Looking toward the future, the implementation of ACE units and other innovative geriatric programs will equip hospitals to develop into Age-Friendly Health Systems (AFHS). AFHS is an initiative being led by the Institute for Healthcare Improvement, The John A. Hartford Foundation, the American Hospital Association, and the Catholic Health Association of the United States in partnership with several other leading healthcare organizations to provide high-value care to every older adult.9 AFHS provide care focused on the 4M framework—What Matters, Medications, Mobility, and Mentation. The goal is for 20% of hospitals and medical practices to join the AFHS initiative by 2020; to date, over 70 organizations nationwide have done so. Clearly, to reach this goal, and beyond, a greater collaboration between aging-focused interprofessional teams including geriatricians and hospitalists will be essential.
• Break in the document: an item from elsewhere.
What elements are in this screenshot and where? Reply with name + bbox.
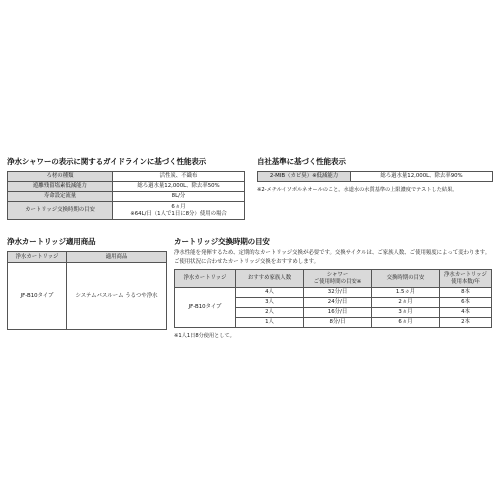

Given the aging demographic and rising healthcare costs, Brennan et al.’s work5 suggests that each hospital should have an ACE unit by 2040. Consistently, hospital care delivery has appropriately developed in response to the needs of the patient population served. Intensive care units (ICUs), dialysis units, and emergency rooms are just a few innovations that were adopted by hospitals to provide specialty care to individuals with complex acute illnesses. While technology within the ICU certainly plays a role in the care delivered in that setting, it could be argued that what makes the ICUs most effective is the cohorting of interprofessional expertise. Since the implementation of ICUs, the survival rate for critically ill patients has substantially improved and additional specialty units with an interprofessional team model, eg, cardiac care units, dialysis units, emergency rooms, etc., have followed suit. Specialty units have become a part of the fabric of acute care, so much so that it would be hard to imagine a modern hospital without an ICU, dialysis unit, or emergency room. The same should be true for ACE units. Even hospitals without geriatricians on site can use teleconferencing to successfully implement an ACE unit.10 We owe it to our older patients to transform our institutions into AFHS; implementing models of care proven to improve outcomes, such as the ACE unit, is one of the critical first steps.

Disclosures

The authors have no disclosures or financial conflicts of interest.

Funding

Dr. Walke was supported by an award from the Health Resources and Services Administration Geriatric Workforce Enhancement Program to the University of Pennsylvania (U1QHP28720).